In this work we theoretically show that stochastic pulses can emerge in circuits of interacting molecules as a result of negative feedback and ultransensitivity. Therefore, a positive feedback interaction is not required, contrary to previous models in the field. This work was motivated by the stochastic pulses in nuclear localisation observed in the yeast transcription factor Msn2, whose regulation does not seem to involve any positive feedback.
Bistable emergence of oscillations in growing Bacillus subtilis biofilms.
Martinez-Corral R, Liu J, Süel G M, Garcia-Ojalvo J.
PNAS. 2018. 115(36): E8333-E8340.
We developed a delay-differential equation model of B. subtilis biofilm oscillations that, in combination with experiments, revealed that the oscillations emerge through what is known as a supercritical Hopf bifurcation. In other words, as the biofilm grows, its growth rate and membrane potential transitions from being constant to being oscillatory in an abrupt manner, and over a range of sizes, the two behaviours can occur (bistability). As a consequence, oscillations can be triggered by a perturbation, like transiently stopping the media flow in the microfluidics system. Moreover, this analysis revealed that the minimum size at which oscillations emerge is not fixed, as initially thought, but is reduced with higher basal stress, explaining the effect of lower glutamate concentrations experimentally observed.
Diversity of fate outcomes in cell pairs under lateral inhibition.
Guisoni N*, Martinez-Corral R*, Garcia-Ojalvo J, de Navascues J.
Development. 2017. 144(7):1177-1186.
In this work we proposed that the outcome of Notch/Delta signalling between pairs of cells can be modulated by the cell-cell contact area. In the Drosophila intestine, stem cells are found interspersed in the tissue. When they divide, each cell in the pair can either differentiate or remain as a stem cell in a Notch-dependent manner. Using a mathematical model, we found that cell pair fates could either be symmetric or asymmetric depending on a parameter that could be related to the contact area. In agreement with this, we found a correlation between cell pair fate and contact area experimentally, suggesting that stem cell fate can be modulated by mechanical and geometrical tissue properties. The work was a collaboration with the experimentalist Dr Joaquín de Navascués (currently at University of Essex).
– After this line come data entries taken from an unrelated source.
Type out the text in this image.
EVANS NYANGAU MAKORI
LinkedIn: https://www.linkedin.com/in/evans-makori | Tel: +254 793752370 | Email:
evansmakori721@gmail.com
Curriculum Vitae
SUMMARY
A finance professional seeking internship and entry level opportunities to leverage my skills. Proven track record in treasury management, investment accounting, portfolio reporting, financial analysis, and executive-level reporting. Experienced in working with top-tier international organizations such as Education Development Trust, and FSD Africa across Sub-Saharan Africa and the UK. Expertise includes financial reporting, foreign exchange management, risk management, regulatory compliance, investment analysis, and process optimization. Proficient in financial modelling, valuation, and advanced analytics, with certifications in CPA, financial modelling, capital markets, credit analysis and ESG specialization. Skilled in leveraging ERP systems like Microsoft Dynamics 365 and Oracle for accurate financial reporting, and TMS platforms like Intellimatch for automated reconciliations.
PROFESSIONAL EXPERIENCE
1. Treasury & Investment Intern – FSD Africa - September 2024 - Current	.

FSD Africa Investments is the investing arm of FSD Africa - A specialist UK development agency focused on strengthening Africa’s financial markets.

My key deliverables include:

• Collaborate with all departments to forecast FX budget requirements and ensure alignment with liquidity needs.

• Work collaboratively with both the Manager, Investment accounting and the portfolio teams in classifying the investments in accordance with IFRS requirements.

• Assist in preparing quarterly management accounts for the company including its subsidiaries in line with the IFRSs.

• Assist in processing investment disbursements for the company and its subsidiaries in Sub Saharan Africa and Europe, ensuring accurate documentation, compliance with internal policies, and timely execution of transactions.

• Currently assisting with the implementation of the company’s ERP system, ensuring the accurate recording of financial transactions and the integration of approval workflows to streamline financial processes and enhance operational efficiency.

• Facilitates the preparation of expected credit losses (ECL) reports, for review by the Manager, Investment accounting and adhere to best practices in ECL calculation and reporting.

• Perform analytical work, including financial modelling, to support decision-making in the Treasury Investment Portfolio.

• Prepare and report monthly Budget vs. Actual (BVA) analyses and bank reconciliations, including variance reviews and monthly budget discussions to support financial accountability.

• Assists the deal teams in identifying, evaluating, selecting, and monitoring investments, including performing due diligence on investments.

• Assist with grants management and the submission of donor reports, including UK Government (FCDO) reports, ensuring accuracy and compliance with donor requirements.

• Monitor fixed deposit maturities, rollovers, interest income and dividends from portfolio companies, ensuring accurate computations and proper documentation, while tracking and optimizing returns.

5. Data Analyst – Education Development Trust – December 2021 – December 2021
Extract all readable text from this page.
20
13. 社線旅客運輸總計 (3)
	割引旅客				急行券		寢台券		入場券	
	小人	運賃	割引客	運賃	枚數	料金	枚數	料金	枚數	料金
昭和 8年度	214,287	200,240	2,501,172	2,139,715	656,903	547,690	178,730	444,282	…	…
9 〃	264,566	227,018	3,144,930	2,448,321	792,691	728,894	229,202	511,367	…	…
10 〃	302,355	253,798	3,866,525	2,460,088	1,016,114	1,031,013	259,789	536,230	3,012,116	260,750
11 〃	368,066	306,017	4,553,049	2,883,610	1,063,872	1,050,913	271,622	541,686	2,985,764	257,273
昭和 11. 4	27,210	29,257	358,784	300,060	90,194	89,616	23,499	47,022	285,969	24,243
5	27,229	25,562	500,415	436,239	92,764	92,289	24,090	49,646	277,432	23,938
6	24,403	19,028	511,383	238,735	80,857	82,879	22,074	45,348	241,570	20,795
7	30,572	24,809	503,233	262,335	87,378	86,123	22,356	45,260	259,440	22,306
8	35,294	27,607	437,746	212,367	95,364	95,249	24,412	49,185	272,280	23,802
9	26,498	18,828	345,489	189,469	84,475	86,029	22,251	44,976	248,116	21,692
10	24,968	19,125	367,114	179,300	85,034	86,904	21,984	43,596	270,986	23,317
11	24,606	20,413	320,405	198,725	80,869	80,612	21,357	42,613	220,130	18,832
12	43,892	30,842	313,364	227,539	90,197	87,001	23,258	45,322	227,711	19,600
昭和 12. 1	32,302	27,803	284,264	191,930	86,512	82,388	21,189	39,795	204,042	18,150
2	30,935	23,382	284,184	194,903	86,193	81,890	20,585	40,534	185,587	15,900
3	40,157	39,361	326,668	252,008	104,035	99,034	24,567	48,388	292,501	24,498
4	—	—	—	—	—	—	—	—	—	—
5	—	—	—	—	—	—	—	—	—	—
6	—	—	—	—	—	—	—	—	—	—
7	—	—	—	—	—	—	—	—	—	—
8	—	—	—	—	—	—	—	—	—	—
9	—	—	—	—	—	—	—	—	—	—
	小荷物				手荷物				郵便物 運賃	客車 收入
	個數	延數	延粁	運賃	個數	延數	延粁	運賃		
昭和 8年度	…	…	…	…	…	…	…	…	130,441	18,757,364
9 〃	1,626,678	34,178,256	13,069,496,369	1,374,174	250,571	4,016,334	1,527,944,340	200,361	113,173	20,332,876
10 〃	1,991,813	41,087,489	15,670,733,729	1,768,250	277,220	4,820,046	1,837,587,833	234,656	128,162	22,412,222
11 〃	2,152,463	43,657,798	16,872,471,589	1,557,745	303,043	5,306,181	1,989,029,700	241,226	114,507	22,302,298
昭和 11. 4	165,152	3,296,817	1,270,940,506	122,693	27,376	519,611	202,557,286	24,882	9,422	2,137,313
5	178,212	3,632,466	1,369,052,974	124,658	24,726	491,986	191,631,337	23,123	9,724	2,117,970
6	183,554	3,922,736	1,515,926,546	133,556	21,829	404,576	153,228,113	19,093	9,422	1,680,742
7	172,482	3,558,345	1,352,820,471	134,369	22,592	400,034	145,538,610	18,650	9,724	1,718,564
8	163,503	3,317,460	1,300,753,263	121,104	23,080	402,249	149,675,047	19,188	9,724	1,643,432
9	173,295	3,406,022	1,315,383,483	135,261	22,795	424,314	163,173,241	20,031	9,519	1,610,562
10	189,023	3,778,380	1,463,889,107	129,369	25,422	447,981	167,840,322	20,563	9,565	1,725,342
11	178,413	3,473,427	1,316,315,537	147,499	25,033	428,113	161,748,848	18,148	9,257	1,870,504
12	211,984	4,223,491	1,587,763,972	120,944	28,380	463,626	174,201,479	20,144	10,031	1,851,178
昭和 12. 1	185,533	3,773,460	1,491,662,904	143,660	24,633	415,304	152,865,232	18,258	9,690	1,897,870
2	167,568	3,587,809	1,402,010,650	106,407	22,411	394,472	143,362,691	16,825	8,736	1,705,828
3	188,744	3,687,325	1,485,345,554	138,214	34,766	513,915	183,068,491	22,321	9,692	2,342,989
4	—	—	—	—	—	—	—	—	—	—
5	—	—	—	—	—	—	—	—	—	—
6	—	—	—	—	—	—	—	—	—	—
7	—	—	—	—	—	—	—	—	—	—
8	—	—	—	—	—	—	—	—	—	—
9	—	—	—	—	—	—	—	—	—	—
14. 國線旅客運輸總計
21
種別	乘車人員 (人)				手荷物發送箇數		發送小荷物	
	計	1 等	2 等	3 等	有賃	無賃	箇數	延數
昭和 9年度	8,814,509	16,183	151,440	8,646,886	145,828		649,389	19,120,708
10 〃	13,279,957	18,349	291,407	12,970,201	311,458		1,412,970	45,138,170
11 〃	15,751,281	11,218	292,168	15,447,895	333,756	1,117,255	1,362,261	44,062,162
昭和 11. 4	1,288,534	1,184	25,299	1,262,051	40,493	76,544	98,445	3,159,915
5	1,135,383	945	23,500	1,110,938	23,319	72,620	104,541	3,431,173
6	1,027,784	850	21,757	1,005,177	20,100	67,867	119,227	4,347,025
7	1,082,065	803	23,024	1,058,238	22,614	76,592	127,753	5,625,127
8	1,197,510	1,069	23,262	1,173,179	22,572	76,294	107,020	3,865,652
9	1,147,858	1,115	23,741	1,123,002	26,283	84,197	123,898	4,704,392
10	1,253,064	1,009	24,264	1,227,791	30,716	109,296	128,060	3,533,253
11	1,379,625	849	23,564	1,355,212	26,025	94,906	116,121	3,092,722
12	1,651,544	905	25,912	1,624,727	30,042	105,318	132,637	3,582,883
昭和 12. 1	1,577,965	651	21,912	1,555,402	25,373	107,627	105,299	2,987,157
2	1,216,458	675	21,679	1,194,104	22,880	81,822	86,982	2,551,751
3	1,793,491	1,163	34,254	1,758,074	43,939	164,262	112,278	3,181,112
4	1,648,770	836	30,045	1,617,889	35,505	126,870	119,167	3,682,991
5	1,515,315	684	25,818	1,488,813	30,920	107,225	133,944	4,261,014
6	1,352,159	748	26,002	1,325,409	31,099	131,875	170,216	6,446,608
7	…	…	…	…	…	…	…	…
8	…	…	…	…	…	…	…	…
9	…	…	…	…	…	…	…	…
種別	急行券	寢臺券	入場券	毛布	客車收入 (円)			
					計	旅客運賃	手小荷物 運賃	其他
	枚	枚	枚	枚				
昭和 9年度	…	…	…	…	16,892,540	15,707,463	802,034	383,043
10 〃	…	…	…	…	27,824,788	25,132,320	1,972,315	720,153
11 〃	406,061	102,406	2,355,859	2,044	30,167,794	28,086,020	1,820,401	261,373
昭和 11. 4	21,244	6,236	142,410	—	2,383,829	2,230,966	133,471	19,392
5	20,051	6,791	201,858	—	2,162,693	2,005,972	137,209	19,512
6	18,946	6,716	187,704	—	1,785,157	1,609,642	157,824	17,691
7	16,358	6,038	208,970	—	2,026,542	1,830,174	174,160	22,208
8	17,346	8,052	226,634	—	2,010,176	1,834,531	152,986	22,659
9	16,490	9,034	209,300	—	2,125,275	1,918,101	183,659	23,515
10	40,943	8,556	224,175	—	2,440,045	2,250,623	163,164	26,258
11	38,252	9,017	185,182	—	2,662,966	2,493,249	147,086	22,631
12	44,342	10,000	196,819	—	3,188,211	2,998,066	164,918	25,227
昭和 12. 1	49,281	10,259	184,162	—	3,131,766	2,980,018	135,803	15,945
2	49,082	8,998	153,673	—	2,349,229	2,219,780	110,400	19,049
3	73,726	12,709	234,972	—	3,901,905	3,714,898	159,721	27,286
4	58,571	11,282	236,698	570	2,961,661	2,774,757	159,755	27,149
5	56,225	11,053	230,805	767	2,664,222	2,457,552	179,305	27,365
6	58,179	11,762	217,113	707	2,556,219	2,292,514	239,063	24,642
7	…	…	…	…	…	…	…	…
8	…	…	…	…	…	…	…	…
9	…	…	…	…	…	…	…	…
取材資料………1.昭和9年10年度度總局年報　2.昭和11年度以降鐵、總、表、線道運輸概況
Coupling between distant biofilms and emergence of nutrient time-sharing.
Liu J, Martinez-Corral R*, Prindle A*, Lee D Y D, Larkin J, Gabalda-Sagarra M, Garcia-Ojalvo J, Süel G M.
Science. 2017. 356(6338):638-642.
We combined modelling and experiments to show that oscillations of neighboring biofilms in the same chamber can become coupled, with oscillation peaks coinciding (in-phase) or alternating (anti-phase) depending on the glutamate concentration of the media. Biofilms switched from in-phase to anti-phase dynamics as the nutrient was reduced, but had counterintuitively higher growth in low than in high glutamate, which we interpreted in terms of a nutrient time-sharing strategy.